Ada tilted her bottle up and pouted at me. “It’s empty.”

I reached over to touch the glass, and it filled back up with pink slush.

“What’s that?”

“Strawberry this time,” I said, and Ada laughed.

“This is why I keep you around.”

I elbowed her and we drank in silence for a bit. “How come you’re thinking about Soren?” I asked.

Ada sighed. “I’m pissed, I guess. It feels like he took something from me. I couldn’t even be normal with Ewan. Like, what kind of wife can’t make love to her own husband?”

I flinched. “Can we just say ‘fuck’? You know how I feel about calling it that.”

“You know what I mean.
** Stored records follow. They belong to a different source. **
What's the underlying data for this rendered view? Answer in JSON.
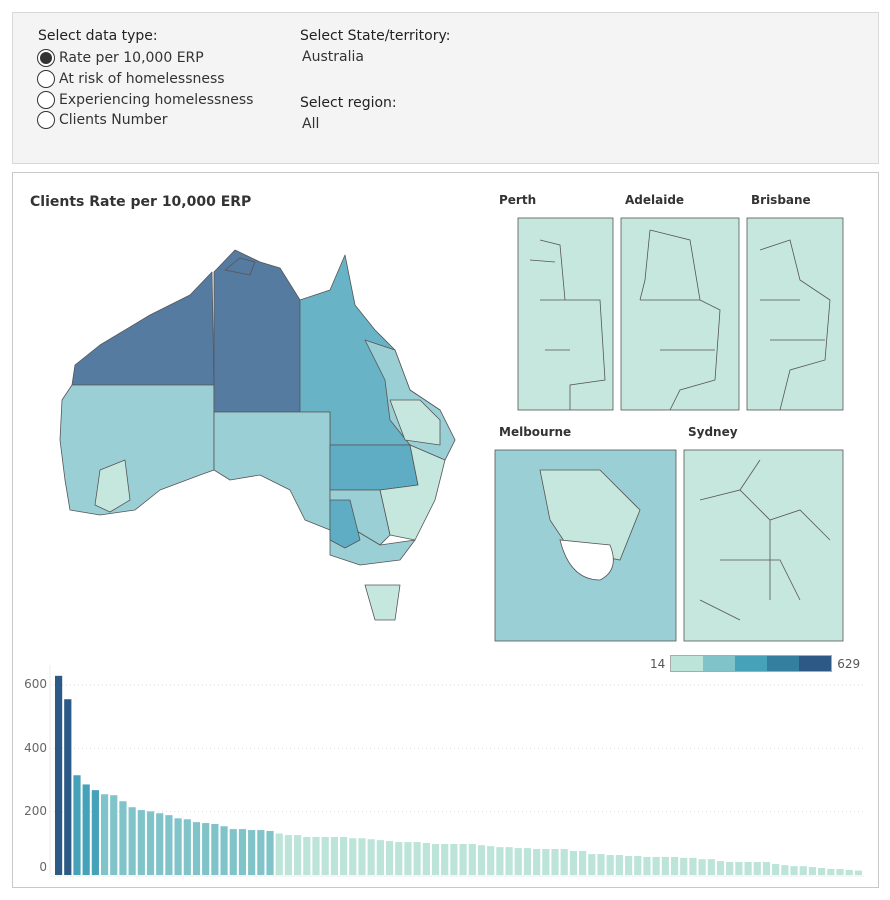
{
  "filters": {
    "data_type_label": "Select data type:",
    "data_type_options": [
      "Rate per 10,000 ERP",
      "At risk of homelessness",
      "Experiencing homelessness",
      "Clients Number"
    ],
    "data_type_selected": 0,
    "state_label": "Select State/territory:",
    "state_value": "Australia",
    "region_label": "Select region:",
    "region_value": "All"
  },
  "map": {
    "title": "Clients Rate per 10,000 ERP",
    "cities": [
      "Perth",
      "Adelaide",
      "Brisbane",
      "Melbourne",
      "Sydney"
    ]
  },
  "legend": {
    "min": "14",
    "max": "629",
    "colors": [
      "#bce4d8",
      "#80c4c9",
      "#45a2b9",
      "#347ea0",
      "#2c5985"
    ]
  },
  "chart_data": {
    "type": "bar",
    "ylim": [
      0,
      660
    ],
    "yticks": [
      "0",
      "200",
      "400",
      "600"
    ],
    "grid": true,
    "values": [
      629,
      555,
      315,
      286,
      268,
      255,
      252,
      233,
      214,
      205,
      201,
      195,
      189,
      179,
      176,
      167,
      164,
      161,
      154,
      145,
      145,
      142,
      142,
      139,
      131,
      126,
      126,
      120,
      120,
      120,
      120,
      120,
      116,
      116,
      113,
      110,
      107,
      104,
      104,
      104,
      101,
      98,
      98,
      98,
      98,
      98,
      94,
      91,
      88,
      88,
      85,
      85,
      82,
      82,
      82,
      82,
      76,
      76,
      66,
      66,
      63,
      63,
      60,
      60,
      57,
      57,
      57,
      57,
      54,
      54,
      50,
      50,
      44,
      41,
      41,
      41,
      41,
      41,
      35,
      31,
      28,
      28,
      25,
      22,
      19,
      19,
      16,
      14
    ]
  }
}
Have emotional sex.”

“We did have emotional sex,” I countered. “There were a lot of emotions involved in our fucking, thank you very much.”

“Not that kind of emotion. I meant like tenderness.”

I flinched again. “Seriously, Ada, or I’ll take your drink away.”

She laughed. “Okay, okay. You’re fucking weird.” A pause, and then she changed the subject. “Sometimes when I think about you, I can see you standing right next to me and it’s like we’re twins.”

I gave her a look. “You know we’re identical, right?”

She shushed me with her hand. “Except, when you’re standing next to me, you’re all covered in blood.”

I drank some more. “That seems accurate.”